ビジネス書の名著・古典は多数存在するが、あなたは何冊読んだことがあるだろうか。本連載では、ビジネス書の目利きである荒木博行氏が、名著の「ツボ」を毎回イラストを交え紹介する。

 今回は、大企業からベンチャーに至るまで計350社以上の組織づくりを支援してきた、経営コンサルティングファーム「MIMIGURI(ミミグリ)」の代表取締役Co-CEO、安斎勇樹氏の著書『冒険する組織のつくりかた「軍事的世界観」を抜け出す5つの思考法』(テオリア)を紹介。冒険的な組織文化を醸成する新しい経営・マネジメントの形について考察する。

「うちの社員は使えない」という発言がはらむ矛盾

『冒険する組織のつくりかた「軍事的世界観」を抜け出す5つの思考法』(安斎勇樹著、テオリア)
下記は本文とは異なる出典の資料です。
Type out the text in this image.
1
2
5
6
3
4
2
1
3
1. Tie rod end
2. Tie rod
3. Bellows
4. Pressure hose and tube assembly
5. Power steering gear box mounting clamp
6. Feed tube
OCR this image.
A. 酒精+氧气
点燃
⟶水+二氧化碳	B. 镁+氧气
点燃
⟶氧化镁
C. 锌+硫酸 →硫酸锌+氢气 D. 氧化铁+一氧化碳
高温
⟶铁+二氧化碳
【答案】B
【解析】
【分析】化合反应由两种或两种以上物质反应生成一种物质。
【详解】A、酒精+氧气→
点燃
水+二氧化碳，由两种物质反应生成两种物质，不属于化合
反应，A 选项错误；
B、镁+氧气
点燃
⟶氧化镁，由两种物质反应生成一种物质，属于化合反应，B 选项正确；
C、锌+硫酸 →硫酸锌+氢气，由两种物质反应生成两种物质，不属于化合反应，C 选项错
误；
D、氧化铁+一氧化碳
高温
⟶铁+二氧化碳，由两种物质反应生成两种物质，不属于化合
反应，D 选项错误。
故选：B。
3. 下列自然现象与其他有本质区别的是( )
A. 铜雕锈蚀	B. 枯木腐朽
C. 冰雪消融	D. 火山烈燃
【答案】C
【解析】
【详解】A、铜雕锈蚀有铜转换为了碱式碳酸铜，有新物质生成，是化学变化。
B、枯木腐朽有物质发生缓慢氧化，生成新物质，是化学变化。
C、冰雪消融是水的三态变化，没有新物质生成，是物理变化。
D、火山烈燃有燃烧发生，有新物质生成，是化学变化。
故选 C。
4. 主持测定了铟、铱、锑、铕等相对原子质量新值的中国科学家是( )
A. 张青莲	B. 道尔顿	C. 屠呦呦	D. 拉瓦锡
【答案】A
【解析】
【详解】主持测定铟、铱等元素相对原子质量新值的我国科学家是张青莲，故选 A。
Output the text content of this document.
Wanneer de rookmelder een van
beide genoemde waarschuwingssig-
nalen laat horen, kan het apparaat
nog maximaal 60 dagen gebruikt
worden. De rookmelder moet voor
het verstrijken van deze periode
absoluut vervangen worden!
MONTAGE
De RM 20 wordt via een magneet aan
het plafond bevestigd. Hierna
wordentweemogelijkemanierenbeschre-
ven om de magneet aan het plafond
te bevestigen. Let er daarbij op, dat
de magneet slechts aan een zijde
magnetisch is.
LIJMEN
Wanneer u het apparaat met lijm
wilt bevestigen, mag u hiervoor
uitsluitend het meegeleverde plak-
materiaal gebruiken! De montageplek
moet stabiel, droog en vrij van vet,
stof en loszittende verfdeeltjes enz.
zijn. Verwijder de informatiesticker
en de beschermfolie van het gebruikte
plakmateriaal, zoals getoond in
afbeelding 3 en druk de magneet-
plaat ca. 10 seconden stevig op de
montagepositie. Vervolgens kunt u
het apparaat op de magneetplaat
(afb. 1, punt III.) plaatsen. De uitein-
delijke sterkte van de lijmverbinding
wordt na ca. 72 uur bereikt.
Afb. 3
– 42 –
「研修で社員に深く考えるクセを付けさせたい」「ユニークなアイデアを言えるようなスキルを身に付けさせてほしい」…そんな依頼を経営者や人事の方から頂くことがある。

 上司からのメッセージを自分で考えることなく受け取ってしまい、ひたすら作業をこなす人たちが増えている、という問題意識に基づいた依頼だ。そこで、研修を通じて若手に考えるクセとスキルを付けてほしいと。

 しかし、この手の話には要注意だ。研修で解決できることもあるが、よくよく話を聞くと、解決すべき問題は社員のスキルではないことが多い。

 では、問題の本質はどこにあるのか。それは、その研修のオーダーを出した経営者自身の「組織に対する考え方」にある。

 実際にその経営者に、組織や社員についていくつか質問をしてみるとよく分かる。例えば、先日もふとした拍子にある経営者から「うちの若手は使えないやつが多くて…」といった発言を聞く機会があった。この「使えない」という表現に見られるように、社員を「道具」的に捉えている経営者やマネジメント層は実に多い。